Pédophilie: une experte salue les décisions du diocèse de Lyon    

Après la présentation d’une série de mesures de lutte contre la pédophilie par le diocèse de Lyon, récemment mis en cause dans des affaires de gestion d’abus, l’experte belge Karlijn Demasure commente pour l’agence I.MEDIA ces initiatives et en souligne l’exemplarité. Saluant aussi le récent travail de la Conférence des évêques de France (CEF), la directrice du Centre pour la protection des mineurs (*) de l’Université pontificale Grégorienne, titulaire d’un doctorat sur les abus sexuels, rappelle l’importance de la reconnaissance des fautes commises par les diocèses et l’obligation de dénoncer les prêtres fautifs à la justice.

Les évêques français viennent de publier de nouvelles mesures pour «lutter contre la pédophilie». Pourquoi maintenant, selon vous?

En Europe occidentale, notamment en Allemagne, en Hollande, en Belgique, ce processus a commencé en 2010. La France était donc en retard et il était étonnant qu’elle ne fasse pas plus en ce domaine. L’épiscopat français avait publié un bon document en 2003 mais cela n’a pas vraiment donné de conséquences pratiques et les victimes se sentaient laissées de côté. Avec les problèmes du diocèse de Lyon, l’Eglise en France a commencé à sentir qu’il fallait faire quelque chose.

Est-ce que les nouvelles mesures sont à la hauteur de l’enjeu?

Outre les directives au niveau de la Conférence épiscopale, il faut donner en exemple ce qui vient d’être fait par le diocèse de Lyon. Selon moi, chaque diocèse doit faire ce que Lyon planifie de faire. Il faut une commission d’expertise interdisciplinaire, une cellule d’écoute, un numéro de contact téléphonique dans chaque diocèse. Globalement les mesures lyonnaises sont bonnes, à condition qu’elles soient mises en pratique et que les autres diocèses suivent.

Quelles mesures peuvent être particulièrement applaudies?

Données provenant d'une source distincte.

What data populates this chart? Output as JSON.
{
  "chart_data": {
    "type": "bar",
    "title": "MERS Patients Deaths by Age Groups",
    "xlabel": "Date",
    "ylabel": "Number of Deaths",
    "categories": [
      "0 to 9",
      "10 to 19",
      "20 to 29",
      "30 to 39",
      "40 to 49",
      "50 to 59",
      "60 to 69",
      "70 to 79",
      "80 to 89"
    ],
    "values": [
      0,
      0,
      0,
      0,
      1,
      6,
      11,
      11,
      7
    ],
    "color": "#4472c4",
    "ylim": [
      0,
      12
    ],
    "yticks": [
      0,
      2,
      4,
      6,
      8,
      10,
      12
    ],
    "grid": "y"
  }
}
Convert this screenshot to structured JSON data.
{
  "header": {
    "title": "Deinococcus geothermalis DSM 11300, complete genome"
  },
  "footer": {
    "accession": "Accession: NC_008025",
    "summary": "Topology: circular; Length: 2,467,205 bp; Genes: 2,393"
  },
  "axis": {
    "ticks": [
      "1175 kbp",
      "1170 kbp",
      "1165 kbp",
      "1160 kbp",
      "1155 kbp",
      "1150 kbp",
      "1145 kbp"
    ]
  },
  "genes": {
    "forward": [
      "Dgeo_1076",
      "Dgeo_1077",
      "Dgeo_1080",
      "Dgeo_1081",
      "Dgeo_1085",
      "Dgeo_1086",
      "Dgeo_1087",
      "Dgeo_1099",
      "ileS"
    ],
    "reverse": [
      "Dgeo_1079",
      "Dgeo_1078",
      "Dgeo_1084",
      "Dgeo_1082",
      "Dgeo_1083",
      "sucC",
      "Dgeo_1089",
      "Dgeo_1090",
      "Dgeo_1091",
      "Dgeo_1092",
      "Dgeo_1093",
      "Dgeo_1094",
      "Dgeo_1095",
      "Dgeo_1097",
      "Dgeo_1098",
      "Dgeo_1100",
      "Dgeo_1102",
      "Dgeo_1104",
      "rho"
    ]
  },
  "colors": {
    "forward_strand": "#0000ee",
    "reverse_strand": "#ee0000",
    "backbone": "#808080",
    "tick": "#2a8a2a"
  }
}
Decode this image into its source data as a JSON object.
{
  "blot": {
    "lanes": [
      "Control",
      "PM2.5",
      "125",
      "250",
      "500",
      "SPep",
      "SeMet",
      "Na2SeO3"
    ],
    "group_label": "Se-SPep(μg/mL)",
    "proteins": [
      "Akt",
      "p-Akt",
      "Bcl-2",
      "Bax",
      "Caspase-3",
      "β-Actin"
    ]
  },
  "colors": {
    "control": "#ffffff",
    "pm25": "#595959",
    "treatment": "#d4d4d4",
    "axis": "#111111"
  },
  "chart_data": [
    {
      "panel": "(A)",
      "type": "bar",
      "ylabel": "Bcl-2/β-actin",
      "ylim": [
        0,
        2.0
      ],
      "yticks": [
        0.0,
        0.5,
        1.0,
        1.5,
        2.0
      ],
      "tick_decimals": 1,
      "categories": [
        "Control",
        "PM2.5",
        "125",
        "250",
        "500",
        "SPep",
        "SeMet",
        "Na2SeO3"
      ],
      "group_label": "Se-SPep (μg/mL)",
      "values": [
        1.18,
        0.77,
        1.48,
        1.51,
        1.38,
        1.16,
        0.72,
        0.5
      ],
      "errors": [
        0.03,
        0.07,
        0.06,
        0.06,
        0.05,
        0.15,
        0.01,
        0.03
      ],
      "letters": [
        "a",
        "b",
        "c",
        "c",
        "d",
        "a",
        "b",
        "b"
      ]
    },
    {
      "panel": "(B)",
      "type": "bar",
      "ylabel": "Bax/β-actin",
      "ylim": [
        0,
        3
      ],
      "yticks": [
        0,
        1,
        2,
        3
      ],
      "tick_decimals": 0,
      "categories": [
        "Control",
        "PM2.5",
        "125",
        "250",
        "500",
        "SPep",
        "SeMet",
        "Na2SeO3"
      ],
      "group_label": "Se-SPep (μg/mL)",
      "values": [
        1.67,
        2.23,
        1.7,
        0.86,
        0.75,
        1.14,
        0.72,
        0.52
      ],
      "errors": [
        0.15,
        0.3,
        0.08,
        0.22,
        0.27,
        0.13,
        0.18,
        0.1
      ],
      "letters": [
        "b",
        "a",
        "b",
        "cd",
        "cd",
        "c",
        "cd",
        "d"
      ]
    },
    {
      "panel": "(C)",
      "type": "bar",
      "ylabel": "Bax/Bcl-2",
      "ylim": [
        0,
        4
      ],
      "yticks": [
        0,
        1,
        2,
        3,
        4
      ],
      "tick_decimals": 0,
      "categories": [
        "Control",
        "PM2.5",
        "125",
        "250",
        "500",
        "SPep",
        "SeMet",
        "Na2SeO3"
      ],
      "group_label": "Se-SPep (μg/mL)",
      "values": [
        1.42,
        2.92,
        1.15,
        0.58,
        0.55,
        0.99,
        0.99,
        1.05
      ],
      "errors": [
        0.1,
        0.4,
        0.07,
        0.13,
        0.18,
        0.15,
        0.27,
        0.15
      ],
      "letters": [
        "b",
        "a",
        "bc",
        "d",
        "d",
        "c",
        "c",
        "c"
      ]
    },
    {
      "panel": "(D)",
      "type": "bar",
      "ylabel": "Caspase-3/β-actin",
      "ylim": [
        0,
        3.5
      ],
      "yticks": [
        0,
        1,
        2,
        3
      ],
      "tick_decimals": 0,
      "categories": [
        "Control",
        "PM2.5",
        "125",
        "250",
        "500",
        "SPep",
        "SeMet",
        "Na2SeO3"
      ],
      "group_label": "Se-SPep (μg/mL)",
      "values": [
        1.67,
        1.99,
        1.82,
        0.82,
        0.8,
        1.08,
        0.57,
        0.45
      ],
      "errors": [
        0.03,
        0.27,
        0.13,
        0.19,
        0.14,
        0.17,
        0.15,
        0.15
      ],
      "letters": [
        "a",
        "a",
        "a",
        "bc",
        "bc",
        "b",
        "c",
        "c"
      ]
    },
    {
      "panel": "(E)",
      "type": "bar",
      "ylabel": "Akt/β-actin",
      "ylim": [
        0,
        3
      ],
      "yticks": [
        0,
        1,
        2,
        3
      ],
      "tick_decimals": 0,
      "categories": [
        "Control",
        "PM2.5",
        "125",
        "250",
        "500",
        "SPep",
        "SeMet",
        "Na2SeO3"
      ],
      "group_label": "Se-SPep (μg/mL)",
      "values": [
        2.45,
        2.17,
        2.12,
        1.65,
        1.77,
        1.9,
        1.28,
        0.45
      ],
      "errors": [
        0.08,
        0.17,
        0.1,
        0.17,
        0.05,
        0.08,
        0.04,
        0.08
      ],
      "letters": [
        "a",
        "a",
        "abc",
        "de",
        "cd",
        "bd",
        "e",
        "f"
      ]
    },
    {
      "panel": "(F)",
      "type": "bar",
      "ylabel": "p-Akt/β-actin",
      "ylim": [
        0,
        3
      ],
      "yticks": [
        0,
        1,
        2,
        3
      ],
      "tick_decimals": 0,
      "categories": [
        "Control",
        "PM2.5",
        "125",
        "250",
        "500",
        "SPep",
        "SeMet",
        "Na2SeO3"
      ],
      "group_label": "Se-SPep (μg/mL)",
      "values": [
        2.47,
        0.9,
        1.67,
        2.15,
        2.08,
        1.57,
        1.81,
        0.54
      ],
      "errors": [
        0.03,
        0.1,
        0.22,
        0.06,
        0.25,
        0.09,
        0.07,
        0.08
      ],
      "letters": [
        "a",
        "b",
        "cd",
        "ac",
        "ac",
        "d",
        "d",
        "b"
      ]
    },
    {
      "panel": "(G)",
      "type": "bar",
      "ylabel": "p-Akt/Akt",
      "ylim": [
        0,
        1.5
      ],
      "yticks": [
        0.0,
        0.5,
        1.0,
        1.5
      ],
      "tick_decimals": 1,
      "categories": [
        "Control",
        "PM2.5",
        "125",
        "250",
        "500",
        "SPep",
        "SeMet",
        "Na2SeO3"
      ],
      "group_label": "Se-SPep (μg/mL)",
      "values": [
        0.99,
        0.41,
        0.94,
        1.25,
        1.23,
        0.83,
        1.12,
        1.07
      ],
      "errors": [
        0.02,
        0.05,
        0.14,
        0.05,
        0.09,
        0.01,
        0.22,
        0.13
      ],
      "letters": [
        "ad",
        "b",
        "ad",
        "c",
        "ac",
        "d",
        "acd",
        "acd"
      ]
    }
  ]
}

La décision des évêques français de traiter des faits même anciens, au-delà de la prescription des 20 ans après la majorité de la personne victime, décrétée par le droit canon. Ainsi, les victimes agressées à une époque de silence sur ces sujets pourront parler. Pour nous, même s’il n’y pas de loi civile à cet effet, les évêques ont effectivement l’obligation morale de s’occuper des victimes, y compris d’une époque passée. Il est aussi important de dénoncer d’office à la justice un prêtre qui abuse. Tant qu’on ne travaillera pas main dans la main avec la justice civile, on ne pourra pas résoudre les problèmes. Les évêques français insistent aussi sur le travail de prévention. Il faut savoir qu’une des raisons des abus sexuels est le manque de formation en psychologie et en sexologie des futurs prêtres. On peut souligner aussi la démarche du diocèse de Lyon de reconnaître des «erreurs». La guérison ne peut commencer qu’avec la vérité. S’il y a du déni, il n’y a pas de réconciliation. La première chose à faire est de reconnaître les fautes qui ont été faites et éventuellement de prendre les mesures liées à un tel aveu. Clairement, il faut la démission de l’évêque dans le cas où il a commis des fautes graves, mais il faut aussi faire attention à ne pas créer de bouc émissaire.

Y a-t-il des points à approfondir dans ces nouvelles mesures françaises?

Il faudrait clarifier d’abord la question du dédommagement financier. Je n’y étais pas très favorable, surtout pas à des montants exorbitants comme aux Etats-Unis, mais d’expérience, pour les victimes ce geste est une reconnaissance de ce qui s’est passé. Il faut aussi davantage préciser les termes, car si on lutte «contre la pédophilie» (titre des mesures de la Conférence des évêques de France, ndlr), on laisse la plupart des prêtres de côté. Il faut lutter «contre les abus sexuels» dans l’Eglise. Car en plus de la pédophilie, un terme technique qui désigne une pathologie, il existe aussi des abus de type éphébophilie, des abus dus au narcissisme, etc.

(*) Le Centre pour la protection des mineurs de l’Université pontificale grégorienne, créé en 2012 et établi à Rome depuis février 2015, propose notamment un programme interactif d’enseignements en ligne, un cursus à Rome, et mène des travaux de recherches. Outre ses partenaires dans le monde entier, la structure travaille à plusieurs niveaux avec la Commission pontificale pour la protection des mineurs.